If this codebase was large enough, with long deep inheritance trees, this would be a nightmare. The lesson: every time you bake behavior into a parent class, you’re betting that all future children will need it. When that bet is wrong, the whole hierarchy fights you.
Composition 🧩
Composition aims to solve this by making the traits more composable and reusable. Instead of inheriting behavior, you build it up. You compose it. In composition we won’t define behaviors inside of parents. Let’s see how we will define them. We start simple, we want a primate
class Primate {
name: string;
constructor(name: string) {
this.name = name;
}
}A primate has a name. Cool. Then we decide we want to have monkeys. Monkeys are primates. We create a class for them.
class Monkey extends Primate {} // Monkey has a name 🐒We want the monkey to be able to show us their tail
class Monkey extends Primate {
showTail() {
console.log("look at my tail");
}
}Then we decide we want to have baboons.
class Baboon extends Primate {}Baboon and Monkey have a common behavior. They both can show us their tails. So we make both of them implement an interface
interface ITailBragger {
showTail: () => void;
}
class Monkey extends Primate implements ITailBragger {
showTail() {
console.log("look at my monkey tail");
}
}
class Baboon extends Primate implements ITailBragger {
showTail() {
console.log("look at my baboon tail");
}
}We then want monkeys to hang by their tails. We can add this functionality in the monkey class.
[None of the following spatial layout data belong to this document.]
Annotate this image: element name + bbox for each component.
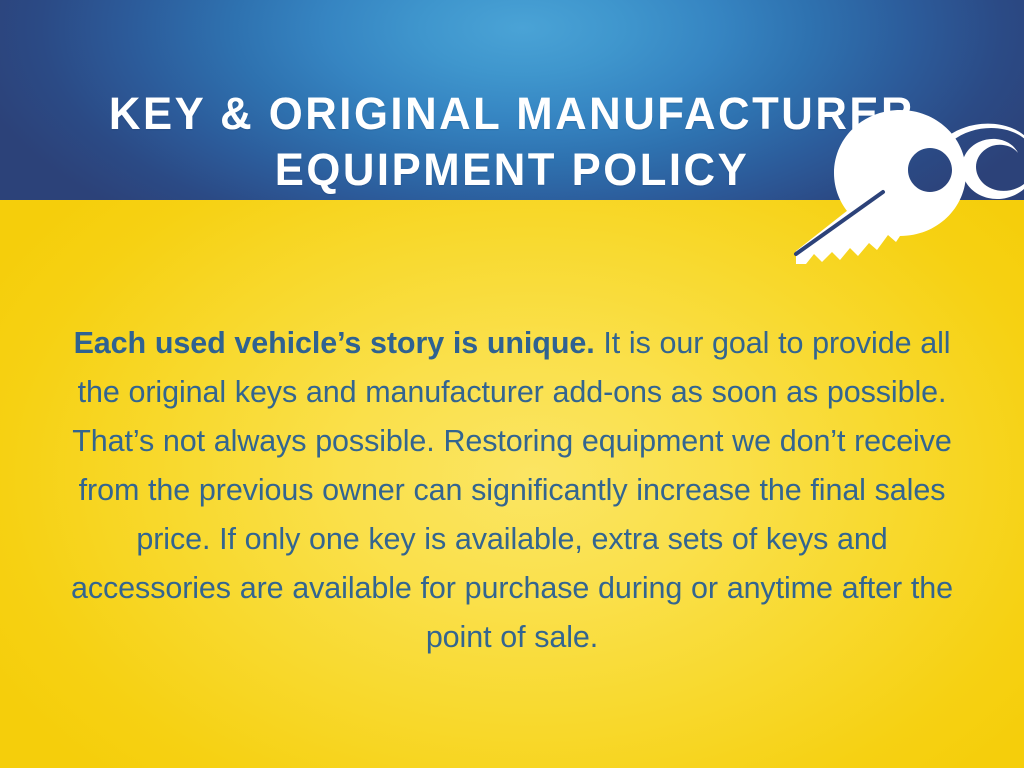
page-title: KEY & ORIGINAL MANUFACTURER EQUIPMENT PO… <box>15 30 1008 198</box>
header-band: KEY & ORIGINAL MANUFACTURER EQUIPMENT PO… <box>0 0 1024 200</box>
policy-paragraph-rest: It is our goal to provide all the origin… <box>71 326 953 654</box>
policy-body-text: Each used vehicle’s story is unique. It … <box>62 319 962 662</box>
policy-lead-sentence: Each used vehicle’s story is unique. <box>74 326 595 360</box>
policy-slide: KEY & ORIGINAL MANUFACTURER EQUIPMENT PO… <box>0 0 1024 768</box>
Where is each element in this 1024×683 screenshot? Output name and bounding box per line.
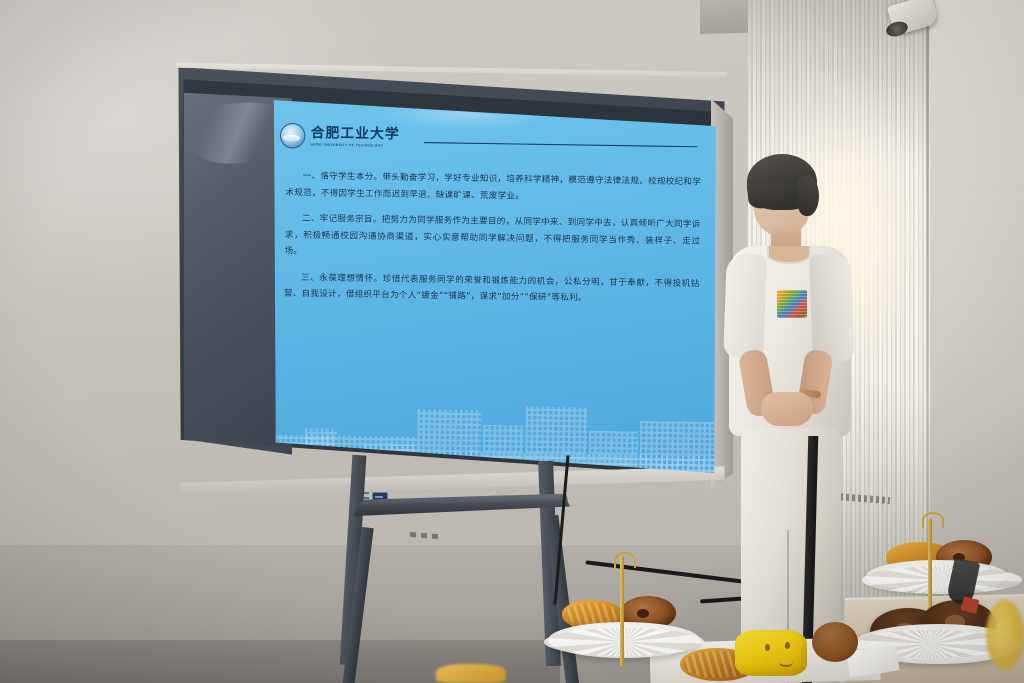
presenter-right-sleeve	[809, 253, 855, 362]
university-name-en: HEFEI UNIVERSITY OF TECHNOLOGY	[311, 142, 400, 148]
presenter	[715, 150, 865, 683]
presenter-collar	[767, 246, 811, 264]
wall-corner-edge	[926, 0, 929, 600]
yellow-item-blurred	[986, 600, 1024, 670]
slide-header-rule	[424, 142, 697, 147]
watermark-block	[639, 421, 716, 473]
presenter-hands	[761, 392, 813, 426]
interactive-display[interactable]: 合肥工业大学 HEFEI UNIVERSITY OF TECHNOLOGY 一、…	[174, 55, 729, 485]
slide-paragraph-1: 一、恪守学生本分。带头勤奋学习，学好专业知识，培养科学精神，模范遵守法律法规、校…	[285, 167, 701, 206]
presenter-left-sleeve	[723, 253, 767, 358]
right-wall	[928, 0, 1024, 600]
pastry-blurred-left	[436, 664, 506, 683]
slide-body-text: 一、恪守学生本分。带头勤奋学习，学好专业知识，培养科学精神，模范遵守法律法规、校…	[284, 167, 702, 317]
pastry-plate	[548, 622, 700, 658]
yellow-character-bun	[735, 630, 807, 676]
pastry-stand-handle	[614, 552, 636, 568]
brown-bread-roll	[812, 622, 858, 662]
slide-paragraph-3: 三、永葆理想情怀。珍惜代表服务同学的荣誉和锻炼能力的机会，公私分明，甘于奉献，不…	[284, 269, 700, 308]
screenshot-scene: 合肥工业大学 HEFEI UNIVERSITY OF TECHNOLOGY 一、…	[0, 0, 1024, 683]
presentation-slide[interactable]: 合肥工业大学 HEFEI UNIVERSITY OF TECHNOLOGY 一、…	[274, 91, 716, 473]
university-logo: 合肥工业大学 HEFEI UNIVERSITY OF TECHNOLOGY	[280, 123, 400, 150]
bun-eye-left	[765, 644, 770, 651]
pastry-stand-handle-right	[922, 512, 944, 528]
university-crest-icon	[280, 123, 306, 149]
university-name-cn: 合肥工业大学	[311, 126, 400, 141]
pastry-stand-rod	[620, 556, 624, 666]
pastry-plate-top	[866, 560, 1008, 592]
cartoon-character-print	[777, 290, 807, 318]
presenter-hair-side	[797, 176, 819, 216]
slide-paragraph-2: 二、牢记服务宗旨。把努力为同学服务作为主要目的，从同学中来、到同学中去，认真倾听…	[284, 210, 700, 266]
bun-eye-right	[785, 642, 790, 649]
bun-mouth	[779, 658, 793, 667]
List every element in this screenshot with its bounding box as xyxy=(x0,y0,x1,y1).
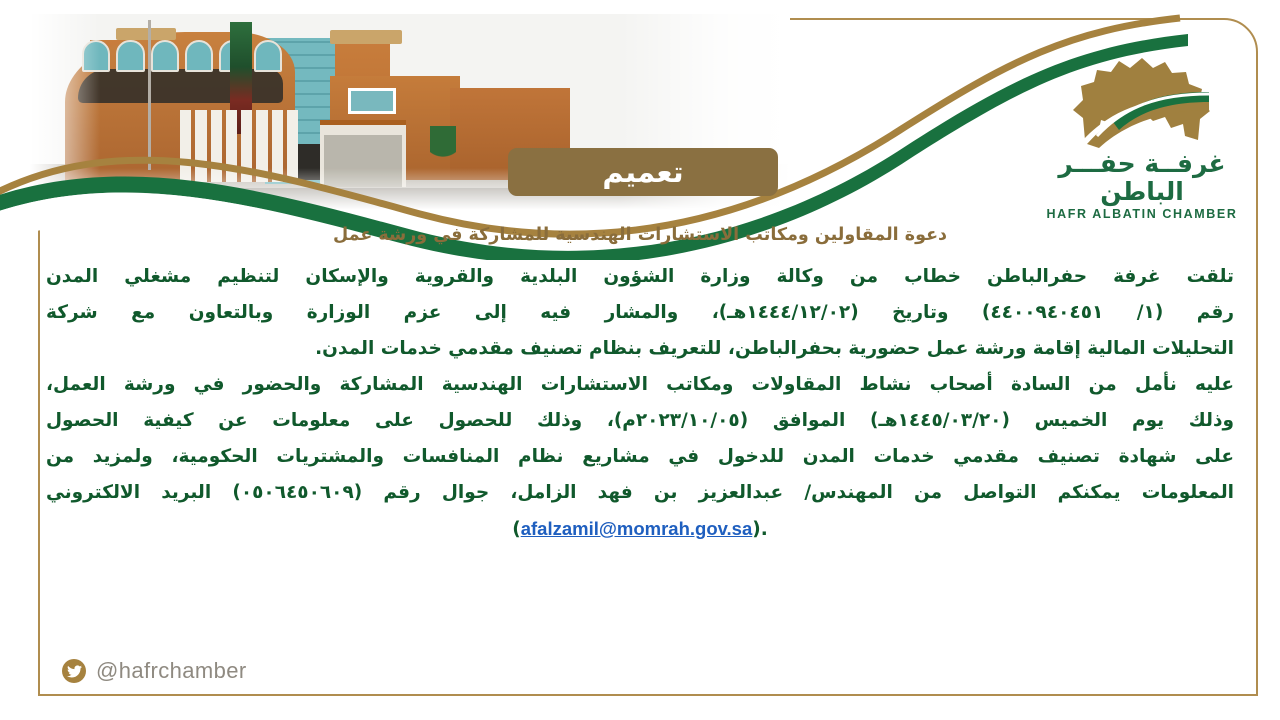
notice-body: دعوة المقاولين ومكاتب الاستشارات الهندسي… xyxy=(46,222,1234,545)
body-line-3: التحليلات المالية إقامة ورشة عمل حضورية … xyxy=(46,334,1234,364)
email-line: .(afalzamil@momrah.gov.sa) xyxy=(46,514,1234,545)
circular-banner-label: تعميم xyxy=(602,155,683,189)
body-line-6: على شهادة تصنيف مقدمي خدمات المدن للدخول… xyxy=(46,442,1234,472)
chamber-logo: غرفــة حفـــر الباطن HAFR ALBATIN CHAMBE… xyxy=(1042,44,1242,221)
hafr-albatin-chamber-logo-icon xyxy=(1067,44,1217,152)
twitter-bird-icon xyxy=(62,659,86,683)
circular-banner: تعميم xyxy=(508,148,778,196)
logo-name-arabic: غرفــة حفـــر الباطن xyxy=(1042,150,1242,205)
twitter-footer[interactable]: @hafrchamber xyxy=(62,658,247,684)
twitter-handle: @hafrchamber xyxy=(96,658,247,684)
body-line-2: رقم (١/ ٤٤٠٠٩٤٠٤٥١) وتاريخ (١٤٤٤/١٢/٠٢هـ… xyxy=(46,298,1234,328)
body-line-5: وذلك يوم الخميس (١٤٤٥/٠٣/٢٠هـ) الموافق (… xyxy=(46,406,1234,436)
email-line-suffix: ) xyxy=(512,519,520,540)
body-line-7: المعلومات يمكنكم التواصل من المهندس/ عبد… xyxy=(46,478,1234,508)
logo-name-english: HAFR ALBATIN CHAMBER xyxy=(1042,207,1242,221)
notice-poster: غرفــة حفـــر الباطن HAFR ALBATIN CHAMBE… xyxy=(0,0,1280,720)
body-line-4: عليه نأمل من السادة أصحاب نشاط المقاولات… xyxy=(46,370,1234,400)
body-line-1: تلقت غرفة حفرالباطن خطاب من وكالة وزارة … xyxy=(46,262,1234,292)
page-title: دعوة المقاولين ومكاتب الاستشارات الهندسي… xyxy=(46,222,1234,248)
email-line-prefix: .( xyxy=(752,519,767,540)
contact-email-link[interactable]: afalzamil@momrah.gov.sa xyxy=(521,514,753,544)
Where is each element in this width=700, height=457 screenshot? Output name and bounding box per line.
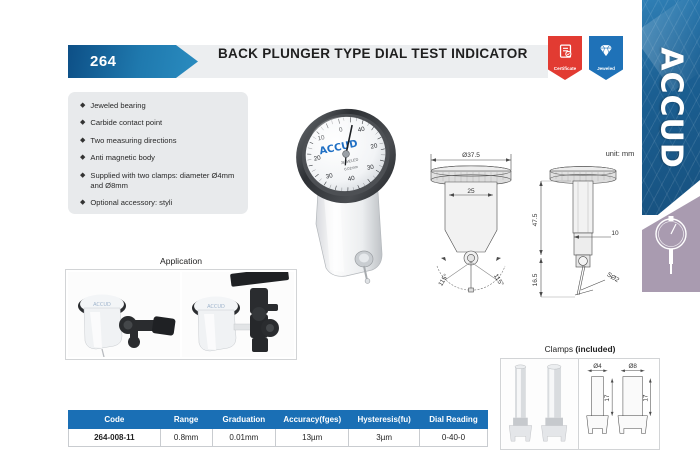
clamp-1-diameter: Ø4 (593, 363, 602, 370)
bullet-icon: ◆ (80, 136, 85, 146)
feature-item: ◆ Anti magnetic body (80, 153, 238, 163)
certificate-document-icon (557, 43, 574, 60)
clamps-title: Clamps (included) (500, 344, 660, 354)
dial-indicator-icon (654, 214, 688, 276)
bullet-icon: ◆ (80, 118, 85, 128)
cell-accuracy: 13µm (276, 429, 349, 447)
feature-text: Jeweled bearing (90, 101, 238, 111)
badge-certificate-label: Certificate (548, 66, 582, 71)
feature-item: ◆ Optional accessory: styli (80, 198, 238, 208)
feature-text: Optional accessory: styli (90, 198, 238, 208)
clamps-drawings: Ø4 17 Ø8 17 (579, 359, 659, 449)
svg-text:ACCUD: ACCUD (207, 304, 225, 310)
specification-table: Code Range Graduation Accuracy(fges) Hys… (68, 410, 488, 447)
th-graduation: Graduation (212, 411, 276, 429)
bullet-icon: ◆ (80, 153, 85, 163)
diamond-icon (597, 43, 615, 59)
cell-dial-reading: 0-40-0 (419, 429, 487, 447)
application-photos: ACCUD ACCUD (65, 269, 297, 360)
dim-total-height: 47.5 (532, 213, 539, 226)
cell-graduation: 0.01mm (212, 429, 276, 447)
clamp-2-diameter: Ø8 (628, 363, 637, 370)
clamps-title-bold: (included) (575, 344, 615, 354)
table-row: 264-008-11 0.8mm 0.01mm 13µm 3µm 0-40-0 (69, 429, 488, 447)
dim-angle-right: 115° (492, 272, 506, 288)
feature-text: Anti magnetic body (90, 153, 238, 163)
unit-label: unit: mm (606, 149, 635, 158)
dimension-drawings: Ø37.5 25 115° 115° 47.5 16.5 10 SØ2 unit… (415, 140, 645, 325)
application-photo-1: ACCUD (68, 272, 180, 357)
feature-text: Carbide contact point (90, 118, 238, 128)
table-header-row: Code Range Graduation Accuracy(fges) Hys… (69, 411, 488, 429)
dim-ball-diameter: SØ2 (605, 271, 620, 284)
cell-hysteresis: 3µm (349, 429, 420, 447)
clamps-photo (501, 359, 579, 449)
feature-item: ◆ Carbide contact point (80, 118, 238, 128)
bullet-icon: ◆ (80, 101, 85, 111)
bullet-icon: ◆ (80, 171, 85, 191)
th-dial-reading: Dial Reading (419, 411, 487, 429)
th-accuracy: Accuracy(fges) (276, 411, 349, 429)
features-panel: ◆ Jeweled bearing ◆ Carbide contact poin… (68, 92, 248, 214)
feature-text: Supplied with two clamps: diameter Ø4mm … (90, 171, 238, 191)
bullet-icon: ◆ (80, 198, 85, 208)
dim-angle-left: 115° (436, 272, 450, 288)
product-photo: 0 40 20 30 40 30 20 10 ACCUD JEWELED 0.0… (288, 104, 408, 286)
feature-text: Two measuring directions (90, 136, 238, 146)
application-title: Application (65, 256, 297, 266)
badge-jeweled: Jeweled (589, 36, 623, 80)
product-code-tab: 264 (68, 45, 198, 78)
feature-badges: Certificate Jeweled (548, 36, 623, 80)
dim-body-width: 25 (467, 188, 475, 195)
page-title: BACK PLUNGER TYPE DIAL TEST INDICATOR (218, 46, 548, 62)
rail-blue-banner: ACCUD (642, 0, 700, 215)
th-code: Code (69, 411, 161, 429)
clamps-title-plain: Clamps (545, 344, 576, 354)
product-code-label: 264 (90, 53, 117, 70)
clamps-body: Ø4 17 Ø8 17 (500, 358, 660, 450)
th-range: Range (160, 411, 212, 429)
feature-item: ◆ Two measuring directions (80, 136, 238, 146)
badge-jeweled-label: Jeweled (589, 66, 623, 71)
svg-text:ACCUD: ACCUD (93, 302, 111, 308)
application-photo-2: ACCUD (182, 272, 294, 357)
dim-lower-height: 16.5 (532, 273, 539, 286)
clamp-2-height: 17 (642, 394, 649, 402)
page-header: 264 BACK PLUNGER TYPE DIAL TEST INDICATO… (68, 45, 628, 81)
clamps-section: Clamps (included) (500, 344, 660, 450)
application-section: Application ACCUD ACCUD (65, 256, 297, 360)
accud-wordmark: ACCUD (654, 47, 689, 169)
dim-diameter-front: Ø37.5 (462, 152, 480, 159)
th-hysteresis: Hysteresis(fu) (349, 411, 420, 429)
cell-code: 264-008-11 (69, 429, 161, 447)
feature-item: ◆ Jeweled bearing (80, 101, 238, 111)
feature-item: ◆ Supplied with two clamps: diameter Ø4m… (80, 171, 238, 191)
badge-certificate: Certificate (548, 36, 582, 80)
dim-stem-width: 10 (611, 230, 619, 237)
cell-range: 0.8mm (160, 429, 212, 447)
clamp-1-height: 17 (604, 394, 611, 402)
class Monkey extends Primate implements ITailBragger {
showTail() {
console.log("look at my monkey tail");
}
hang() {
console.log("I am hanging by the tail woohoo");
}
}If we decide to add another type of Primate ie human, we can do this
class Human extends Primate {}If we decide we want Humans and Monkeys to all hang, we just extract that into an interface and compose those classes to implement the new interface
interface IHanger {
hang: () => void;
}
class Monkey extends Primate implements ITailBragger, IHanger {
showTail() {
console.log("look at my monkey tail");
}
hang() {
console.log("I am hanging by the tail woohoo");
}
}
class Human extends Primate implements IHanger {
hang() {
console.log("Look at me hanging by the hands");
}
}Notice how much easier this is to modify. We do not have to buy into inheritance trees and pay the cost of making wrong assumptions. This is easily extensible and allows us to make minimal modifications when we decide to add common functionality. Here’s the full picture
class Primate {
name: string;
constructor(name: string) {
this.name = name;
}
}
interface ITailBragger {
showTail: () => void;
}
interface IHanger {
hang: () => void;
}
class Monkey extends Primate implements ITailBragger, IHanger {
showTail() {
console.log("look at my tail");
}
hang() {
console.log("I am hanging by the tail");
}
}
class Baboon extends Primate implements ITailBragger {
showTail() {
console.log("look at my tail");
}
}
class Human extends Primate implements IHanger {
hang() {
console.log("cool human");
}
}Now we can do this
function hang(animal: IHanger) {
console.log(animal.hang());
}
const andrew = new Human("andrew");
hang(andrew); ✅but this will not work
function hang(animal: IHanger) {
console.log(animal.hang());
}
const babs = new Baboon("babs");
hang(babs): ❌ // 'Baboon' is not assignable to parameter of type 'IHanger'.Summary ❓
Inheritance forces you to predict the future. You lock behavior into a parent class and hope every child will need it. When requirements shift — and they always do — you’re stuck reshuffling hierarchies. Composition flips this. You start with the bare minimum and add behavior only where it’s needed, through interfaces. When something changes, you update the one class that cares, not the entire tree. The primate example is simple, but the pattern holds at any scale: prefer composing small, focused behaviors over inheriting from a parent that tries to be everything.